Philippe Altherr wrote:
> Could we reconcile both approaches? Actually, yes. The current implementation
> forbids the flagging of references for export. This could be changed. It would
> raise the question of what should be exported for a reference "ref". I see only
> two possibilities that make sense: either "$ref" or "${(!)ref}". The former is
> technically difficult to implement efficiently while the latter is trivial.
> It's also what Bash does:
>
> % bash -c 'var=foo; typeset -n -x ref=var; printenv ref'
> var

That possibility isn't particularly useful nor likely to match what
a user would expect/want. Better to leave the current implementation
(exported namerefs forbidden).

> If we adopt the latter, then "ref=val cmd" behaves as you suggest; the
> environment will be augmented with "ref"->"val". Although, only if "val" is a
> valid identifier. Otherwise, an error will be triggered.

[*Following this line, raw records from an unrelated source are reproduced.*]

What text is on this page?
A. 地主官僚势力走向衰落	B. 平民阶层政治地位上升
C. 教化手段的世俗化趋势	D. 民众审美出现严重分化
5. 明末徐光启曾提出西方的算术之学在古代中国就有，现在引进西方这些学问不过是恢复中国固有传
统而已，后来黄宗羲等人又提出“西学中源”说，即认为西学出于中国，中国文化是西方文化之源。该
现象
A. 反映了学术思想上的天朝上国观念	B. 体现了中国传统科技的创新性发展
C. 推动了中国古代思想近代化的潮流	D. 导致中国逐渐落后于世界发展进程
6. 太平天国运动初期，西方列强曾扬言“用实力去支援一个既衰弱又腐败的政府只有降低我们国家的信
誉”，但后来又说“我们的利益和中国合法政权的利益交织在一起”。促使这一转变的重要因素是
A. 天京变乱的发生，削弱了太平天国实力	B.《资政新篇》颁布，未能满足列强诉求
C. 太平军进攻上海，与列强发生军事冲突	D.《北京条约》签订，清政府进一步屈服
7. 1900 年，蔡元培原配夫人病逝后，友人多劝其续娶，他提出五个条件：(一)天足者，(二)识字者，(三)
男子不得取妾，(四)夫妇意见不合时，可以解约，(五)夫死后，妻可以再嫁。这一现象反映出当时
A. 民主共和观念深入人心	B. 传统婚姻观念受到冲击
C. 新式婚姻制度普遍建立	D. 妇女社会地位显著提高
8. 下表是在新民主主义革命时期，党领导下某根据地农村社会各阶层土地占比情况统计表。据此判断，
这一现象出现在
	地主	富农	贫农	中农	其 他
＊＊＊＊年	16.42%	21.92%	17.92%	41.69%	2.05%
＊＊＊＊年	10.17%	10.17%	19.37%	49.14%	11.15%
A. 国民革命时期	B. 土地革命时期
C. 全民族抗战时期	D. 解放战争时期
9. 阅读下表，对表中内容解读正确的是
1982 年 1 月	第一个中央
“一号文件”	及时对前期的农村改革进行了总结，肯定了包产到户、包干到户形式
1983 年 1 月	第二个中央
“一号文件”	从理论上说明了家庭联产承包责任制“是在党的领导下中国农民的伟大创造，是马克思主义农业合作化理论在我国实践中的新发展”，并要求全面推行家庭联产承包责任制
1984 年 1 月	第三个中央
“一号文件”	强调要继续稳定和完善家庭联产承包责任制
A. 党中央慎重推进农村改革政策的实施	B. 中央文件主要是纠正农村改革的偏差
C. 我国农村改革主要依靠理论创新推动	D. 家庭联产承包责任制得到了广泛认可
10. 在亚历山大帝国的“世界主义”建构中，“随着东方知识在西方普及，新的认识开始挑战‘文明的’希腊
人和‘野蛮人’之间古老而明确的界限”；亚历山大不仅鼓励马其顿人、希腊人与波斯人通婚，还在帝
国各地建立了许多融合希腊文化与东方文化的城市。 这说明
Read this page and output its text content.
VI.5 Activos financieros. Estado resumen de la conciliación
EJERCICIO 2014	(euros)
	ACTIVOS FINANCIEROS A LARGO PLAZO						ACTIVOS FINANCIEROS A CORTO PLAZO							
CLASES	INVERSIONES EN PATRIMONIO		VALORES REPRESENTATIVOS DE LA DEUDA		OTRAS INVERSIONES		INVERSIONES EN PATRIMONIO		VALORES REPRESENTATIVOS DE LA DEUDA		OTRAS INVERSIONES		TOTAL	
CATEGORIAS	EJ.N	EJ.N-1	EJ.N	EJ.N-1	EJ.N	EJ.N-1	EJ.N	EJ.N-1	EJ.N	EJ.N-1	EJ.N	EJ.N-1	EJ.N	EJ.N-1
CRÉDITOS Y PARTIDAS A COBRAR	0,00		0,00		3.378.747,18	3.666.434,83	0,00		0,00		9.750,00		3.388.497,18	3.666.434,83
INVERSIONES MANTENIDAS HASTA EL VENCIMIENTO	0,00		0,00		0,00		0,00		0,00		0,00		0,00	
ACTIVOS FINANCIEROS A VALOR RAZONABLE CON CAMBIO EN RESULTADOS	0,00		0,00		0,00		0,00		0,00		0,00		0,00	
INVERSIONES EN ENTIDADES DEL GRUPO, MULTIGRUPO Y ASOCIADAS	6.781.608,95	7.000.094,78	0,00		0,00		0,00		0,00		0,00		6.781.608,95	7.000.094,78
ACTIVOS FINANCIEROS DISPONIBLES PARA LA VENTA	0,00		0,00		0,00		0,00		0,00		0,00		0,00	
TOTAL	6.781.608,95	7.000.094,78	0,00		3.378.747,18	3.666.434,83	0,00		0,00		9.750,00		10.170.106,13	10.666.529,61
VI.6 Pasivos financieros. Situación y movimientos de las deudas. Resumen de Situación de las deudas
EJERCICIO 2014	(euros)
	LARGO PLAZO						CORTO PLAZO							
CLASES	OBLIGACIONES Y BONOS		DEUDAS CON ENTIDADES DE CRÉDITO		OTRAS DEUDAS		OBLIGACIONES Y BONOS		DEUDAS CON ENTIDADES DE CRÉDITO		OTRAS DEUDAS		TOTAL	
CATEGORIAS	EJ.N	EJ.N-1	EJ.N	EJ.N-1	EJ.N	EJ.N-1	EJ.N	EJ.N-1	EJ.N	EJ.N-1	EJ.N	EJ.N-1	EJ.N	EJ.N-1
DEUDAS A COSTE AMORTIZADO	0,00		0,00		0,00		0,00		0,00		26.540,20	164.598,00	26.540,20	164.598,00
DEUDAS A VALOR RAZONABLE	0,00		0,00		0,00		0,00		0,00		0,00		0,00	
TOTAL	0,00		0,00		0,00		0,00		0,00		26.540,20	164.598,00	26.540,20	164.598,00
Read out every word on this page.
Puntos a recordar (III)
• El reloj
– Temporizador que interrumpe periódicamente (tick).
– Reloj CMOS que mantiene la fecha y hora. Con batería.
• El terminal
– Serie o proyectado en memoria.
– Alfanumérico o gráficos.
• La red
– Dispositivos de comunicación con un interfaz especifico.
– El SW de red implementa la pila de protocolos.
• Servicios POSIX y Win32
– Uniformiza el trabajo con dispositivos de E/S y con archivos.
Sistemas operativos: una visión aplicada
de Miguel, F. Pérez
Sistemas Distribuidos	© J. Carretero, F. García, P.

However, that's not
> very different from "int=foo cmd" where "int" is an integer parameter, which
> augments the environment with "int"->"0" rather than with "ref"->"foo":
>
> % zsh -c 'typeset -i int; int=foo printenv int'        
> 0
>
> Note that ksh's inline assignments behave exactly as the combined approach
> described above:
>
> % ksh -c 'function f { var=foo; typeset -n ref=var; ref=bar printenv ref; }; f'
> bar
> % ksh -c 'function f { var=foo; typeset -n ref=var; ref=not-an-id printenv ref;
> }; f'
> ksh: f[1]: printenv: not-an-id: invalid variable name
I don't get that error. Looks like a bug, perhaps later
introduced/fixed.

Also of note:

% ksh -c 'function f { var=foo; typeset -n ref=var; ref=bar printenv var; }; f'
bar

In my opinion, an assignment before a command should be the same as a
normal assignment as far as possible with the addition of adding the
export of the explicitly named variable.

So:
var=foo;        typeset -n ref=var;    ref=bar env - export ref=bar
var=foo;        typeset -n -x ref=var; ref=bar env - export ref=var
export var=foo; typeset -n ref=var;    ref=bar env - export ref=bar var=bar

A normal assignment to a reference affects the target variable. Only
with -n options to typeset/unset etc would it be apparent that you
have a reference. But it is most intuitive if the extra export for
assignments before a command apply to what is explicitly named so I
would only export var in the latter case where it is already marked for
export (and it's value should be restored afterwards). I would export
ref in all three cases because it has been named.

We allow a nameref to be created without a target and the first
assignment then sets the reference so, e.g:
typeset -n ref; var=foo; ref=var env - export ref=foo
I'd want that to restore ref pointing nowhere after the command ends.